Hi there, I’m Robert!
I’m a Research Scientist at Google Brain, located in Toronto.
During my PhD at the International Max Planck Research School for Intelligent Systems (IMPRS-IS) and the University of Tübingen, I was fortunate to work with Felix Wichmann, Matthias Bethge and Wieland Brendel.
In 2021, I was a Research Intern at FAIR / Meta AI, where I worked with Ari Morcos and Surya Ganguli.

Why do Deep Neural Networks see the world as they do?
I’m interested in the fascinating area that lies at the intersection of Deep Learning and Visual Perception.
I want to understand why Deep Neural Networks (DNNs) see the world as they do. Visual perception is a process of inferring—typically reasonably accurate—hypotheses about the world. But what are the hypotheses and assumptions that DNNs make? Answering this question involves understanding the limits of their abilities (when do machines fail, and why?), the biases that they incorporate (e.g. texture bias, a reliance on local features) and the underlying pattern behind some of their successes (such as shortcut learning, or “cheating”).

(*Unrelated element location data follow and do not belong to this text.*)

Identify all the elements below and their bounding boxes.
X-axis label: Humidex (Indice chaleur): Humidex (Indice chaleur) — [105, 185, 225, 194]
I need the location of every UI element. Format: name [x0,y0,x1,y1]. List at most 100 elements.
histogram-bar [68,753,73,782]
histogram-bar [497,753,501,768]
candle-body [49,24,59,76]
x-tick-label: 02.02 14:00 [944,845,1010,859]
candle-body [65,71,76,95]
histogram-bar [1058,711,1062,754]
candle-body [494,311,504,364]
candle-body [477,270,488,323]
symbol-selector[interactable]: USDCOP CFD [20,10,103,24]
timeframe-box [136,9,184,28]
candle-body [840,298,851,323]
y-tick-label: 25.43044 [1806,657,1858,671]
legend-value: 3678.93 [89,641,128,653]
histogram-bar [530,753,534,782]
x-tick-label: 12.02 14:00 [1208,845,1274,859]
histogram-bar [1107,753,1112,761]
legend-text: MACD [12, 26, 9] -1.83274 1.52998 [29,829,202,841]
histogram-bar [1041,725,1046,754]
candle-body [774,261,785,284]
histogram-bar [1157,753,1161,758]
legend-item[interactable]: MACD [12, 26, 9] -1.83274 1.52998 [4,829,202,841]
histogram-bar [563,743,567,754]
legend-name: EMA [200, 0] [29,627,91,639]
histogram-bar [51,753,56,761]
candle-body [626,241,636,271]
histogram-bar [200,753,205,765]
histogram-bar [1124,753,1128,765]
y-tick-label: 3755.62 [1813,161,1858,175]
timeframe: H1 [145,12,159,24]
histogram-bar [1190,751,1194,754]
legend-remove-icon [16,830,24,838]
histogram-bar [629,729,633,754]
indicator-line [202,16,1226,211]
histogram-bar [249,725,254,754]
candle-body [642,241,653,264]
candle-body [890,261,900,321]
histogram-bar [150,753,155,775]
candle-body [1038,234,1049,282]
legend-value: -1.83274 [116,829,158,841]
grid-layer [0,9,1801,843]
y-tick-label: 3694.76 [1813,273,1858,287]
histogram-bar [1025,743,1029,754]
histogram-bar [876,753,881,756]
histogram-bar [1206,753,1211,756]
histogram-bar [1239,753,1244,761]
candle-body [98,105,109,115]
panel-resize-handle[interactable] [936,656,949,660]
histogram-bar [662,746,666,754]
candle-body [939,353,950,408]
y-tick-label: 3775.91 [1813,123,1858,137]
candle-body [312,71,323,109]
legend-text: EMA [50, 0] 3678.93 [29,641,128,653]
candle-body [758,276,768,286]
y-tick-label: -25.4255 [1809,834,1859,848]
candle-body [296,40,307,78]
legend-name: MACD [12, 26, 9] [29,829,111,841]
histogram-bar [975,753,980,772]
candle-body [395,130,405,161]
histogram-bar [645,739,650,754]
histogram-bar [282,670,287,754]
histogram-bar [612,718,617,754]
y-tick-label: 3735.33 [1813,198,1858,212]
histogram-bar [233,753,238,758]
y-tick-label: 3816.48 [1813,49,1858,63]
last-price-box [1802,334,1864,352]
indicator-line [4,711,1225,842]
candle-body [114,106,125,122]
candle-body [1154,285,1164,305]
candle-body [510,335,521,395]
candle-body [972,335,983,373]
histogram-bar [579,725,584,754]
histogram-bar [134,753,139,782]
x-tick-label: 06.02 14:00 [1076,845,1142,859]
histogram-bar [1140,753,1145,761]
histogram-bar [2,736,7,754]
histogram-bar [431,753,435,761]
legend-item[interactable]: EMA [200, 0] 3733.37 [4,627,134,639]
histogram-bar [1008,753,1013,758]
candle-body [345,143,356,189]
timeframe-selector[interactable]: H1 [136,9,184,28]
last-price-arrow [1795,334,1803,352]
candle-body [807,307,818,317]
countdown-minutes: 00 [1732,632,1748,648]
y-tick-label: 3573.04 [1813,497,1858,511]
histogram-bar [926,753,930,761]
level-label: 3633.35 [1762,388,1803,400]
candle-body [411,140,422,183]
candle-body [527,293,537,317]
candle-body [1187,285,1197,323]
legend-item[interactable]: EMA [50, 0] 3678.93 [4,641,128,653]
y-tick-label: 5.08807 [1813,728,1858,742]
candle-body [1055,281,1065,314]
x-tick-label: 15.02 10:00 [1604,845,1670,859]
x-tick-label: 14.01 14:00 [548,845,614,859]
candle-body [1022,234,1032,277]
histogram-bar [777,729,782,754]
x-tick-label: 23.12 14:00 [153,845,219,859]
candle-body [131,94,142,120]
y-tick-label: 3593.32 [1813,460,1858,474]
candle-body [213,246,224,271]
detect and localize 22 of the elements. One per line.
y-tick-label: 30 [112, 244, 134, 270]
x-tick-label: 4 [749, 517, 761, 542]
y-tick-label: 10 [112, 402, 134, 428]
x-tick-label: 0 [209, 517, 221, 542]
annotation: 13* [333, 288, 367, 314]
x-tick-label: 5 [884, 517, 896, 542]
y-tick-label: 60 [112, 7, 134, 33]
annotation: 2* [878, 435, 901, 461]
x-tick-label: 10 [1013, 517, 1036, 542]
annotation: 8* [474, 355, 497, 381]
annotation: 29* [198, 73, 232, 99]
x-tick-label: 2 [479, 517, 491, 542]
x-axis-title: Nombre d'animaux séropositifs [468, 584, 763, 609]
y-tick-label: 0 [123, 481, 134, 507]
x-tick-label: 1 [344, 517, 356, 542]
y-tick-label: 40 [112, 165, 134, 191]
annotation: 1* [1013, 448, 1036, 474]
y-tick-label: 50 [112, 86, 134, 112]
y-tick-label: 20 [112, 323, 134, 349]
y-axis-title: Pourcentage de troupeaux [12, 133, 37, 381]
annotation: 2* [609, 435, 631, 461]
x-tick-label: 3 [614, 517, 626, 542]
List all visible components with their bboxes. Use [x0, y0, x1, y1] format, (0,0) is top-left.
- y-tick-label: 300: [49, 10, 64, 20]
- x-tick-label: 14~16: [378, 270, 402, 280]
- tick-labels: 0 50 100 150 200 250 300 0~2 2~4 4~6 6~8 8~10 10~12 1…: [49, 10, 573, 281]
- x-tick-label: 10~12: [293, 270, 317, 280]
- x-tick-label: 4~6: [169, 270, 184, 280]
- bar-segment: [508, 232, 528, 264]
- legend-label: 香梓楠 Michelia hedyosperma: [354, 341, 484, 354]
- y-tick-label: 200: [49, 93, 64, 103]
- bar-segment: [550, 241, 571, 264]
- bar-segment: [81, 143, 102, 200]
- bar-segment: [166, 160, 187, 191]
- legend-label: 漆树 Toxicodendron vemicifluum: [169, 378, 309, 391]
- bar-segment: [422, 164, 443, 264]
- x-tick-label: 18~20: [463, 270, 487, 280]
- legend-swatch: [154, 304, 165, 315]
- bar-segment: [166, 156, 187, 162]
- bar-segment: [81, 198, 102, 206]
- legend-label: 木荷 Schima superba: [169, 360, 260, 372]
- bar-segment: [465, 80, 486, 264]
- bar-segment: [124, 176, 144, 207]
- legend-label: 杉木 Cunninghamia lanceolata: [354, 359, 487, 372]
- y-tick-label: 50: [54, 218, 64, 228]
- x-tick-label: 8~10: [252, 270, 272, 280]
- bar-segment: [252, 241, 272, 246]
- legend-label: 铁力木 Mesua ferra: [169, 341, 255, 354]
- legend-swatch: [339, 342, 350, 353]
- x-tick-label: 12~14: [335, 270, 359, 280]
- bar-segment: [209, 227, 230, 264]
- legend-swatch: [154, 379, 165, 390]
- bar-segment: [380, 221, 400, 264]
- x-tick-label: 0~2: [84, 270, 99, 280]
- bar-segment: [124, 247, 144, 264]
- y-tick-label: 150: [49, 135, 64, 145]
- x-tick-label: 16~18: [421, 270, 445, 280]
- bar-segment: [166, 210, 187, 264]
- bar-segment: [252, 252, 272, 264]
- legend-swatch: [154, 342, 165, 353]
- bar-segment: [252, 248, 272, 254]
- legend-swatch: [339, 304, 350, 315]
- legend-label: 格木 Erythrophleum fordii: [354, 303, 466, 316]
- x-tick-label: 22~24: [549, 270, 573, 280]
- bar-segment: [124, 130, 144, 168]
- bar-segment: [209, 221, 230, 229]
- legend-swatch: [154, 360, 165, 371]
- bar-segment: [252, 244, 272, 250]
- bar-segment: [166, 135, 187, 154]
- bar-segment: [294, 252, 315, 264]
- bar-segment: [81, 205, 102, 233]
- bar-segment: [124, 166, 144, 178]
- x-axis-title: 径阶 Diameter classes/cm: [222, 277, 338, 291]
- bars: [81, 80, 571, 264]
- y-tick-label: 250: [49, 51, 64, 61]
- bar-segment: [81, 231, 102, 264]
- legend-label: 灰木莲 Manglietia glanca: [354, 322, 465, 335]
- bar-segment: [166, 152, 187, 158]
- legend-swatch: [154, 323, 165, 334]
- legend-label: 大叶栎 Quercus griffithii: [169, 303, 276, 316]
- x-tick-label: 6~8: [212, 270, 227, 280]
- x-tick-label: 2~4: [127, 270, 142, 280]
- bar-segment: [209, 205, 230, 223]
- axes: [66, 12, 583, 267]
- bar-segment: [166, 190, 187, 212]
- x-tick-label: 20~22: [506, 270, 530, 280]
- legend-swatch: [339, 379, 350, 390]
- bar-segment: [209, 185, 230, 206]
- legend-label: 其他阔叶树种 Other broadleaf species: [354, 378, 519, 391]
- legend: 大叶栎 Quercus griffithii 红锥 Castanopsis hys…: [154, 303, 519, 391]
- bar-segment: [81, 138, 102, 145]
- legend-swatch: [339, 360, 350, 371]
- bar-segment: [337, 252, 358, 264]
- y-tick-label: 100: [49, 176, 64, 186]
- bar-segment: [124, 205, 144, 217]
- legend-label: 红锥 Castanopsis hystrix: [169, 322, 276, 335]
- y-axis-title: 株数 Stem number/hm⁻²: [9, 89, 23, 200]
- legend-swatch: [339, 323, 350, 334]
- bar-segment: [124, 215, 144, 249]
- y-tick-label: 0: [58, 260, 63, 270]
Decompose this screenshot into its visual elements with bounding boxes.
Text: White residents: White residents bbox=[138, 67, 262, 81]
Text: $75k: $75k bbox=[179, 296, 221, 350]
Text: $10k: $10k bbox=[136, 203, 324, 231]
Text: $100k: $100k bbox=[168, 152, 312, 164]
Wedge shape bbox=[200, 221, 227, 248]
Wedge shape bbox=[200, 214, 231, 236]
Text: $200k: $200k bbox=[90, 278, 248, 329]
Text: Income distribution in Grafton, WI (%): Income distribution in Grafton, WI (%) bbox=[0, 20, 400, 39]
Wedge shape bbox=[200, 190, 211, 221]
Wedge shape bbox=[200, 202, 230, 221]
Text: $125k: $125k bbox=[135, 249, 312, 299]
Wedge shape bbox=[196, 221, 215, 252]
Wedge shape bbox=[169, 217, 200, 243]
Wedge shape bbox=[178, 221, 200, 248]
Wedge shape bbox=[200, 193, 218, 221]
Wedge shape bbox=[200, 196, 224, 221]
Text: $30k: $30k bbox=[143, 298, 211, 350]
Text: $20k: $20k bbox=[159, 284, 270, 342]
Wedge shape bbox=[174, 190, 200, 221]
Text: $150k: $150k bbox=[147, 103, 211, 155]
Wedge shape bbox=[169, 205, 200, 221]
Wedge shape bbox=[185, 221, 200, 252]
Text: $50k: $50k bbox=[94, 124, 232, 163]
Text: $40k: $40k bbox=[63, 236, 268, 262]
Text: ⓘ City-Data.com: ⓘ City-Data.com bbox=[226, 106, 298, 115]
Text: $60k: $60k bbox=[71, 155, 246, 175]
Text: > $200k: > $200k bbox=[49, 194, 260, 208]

When comparing DNNs to human perception, I develop quantitative methods to identify areas where DNNs are still falling short of the remarkably robust, flexible and general representations of the human visual system and in a second step seek to overcome these differences. Ultimately, I am convinced that understanding why DNNs see the world as they do holds the key towards making them more interpretable, robust and reliable: Once we have understood DNNs, we can build DNNs that truly “understand”.
Latest news:
- April 2023: Our paper “Scaling vision transformers to 22 billion parameters” was selected as Oral at ICML 2023! For me personally, it’s a dream come true as I’ve now published Orals at NeurIPS (2x), ICLR and ICML – the three leading machine learning conferences in my area of research.
- November 2022: Our paper “Beyond neural scaling laws: beating power law scaling via data pruning” has received an Outstanding Paper Award at NeurIPS 2022!
- July 2022: My dissertation “To err is human? A functional comparison of human and machine decision-making” has been recognized with the University of Tübingen’s 2022 dissertation award!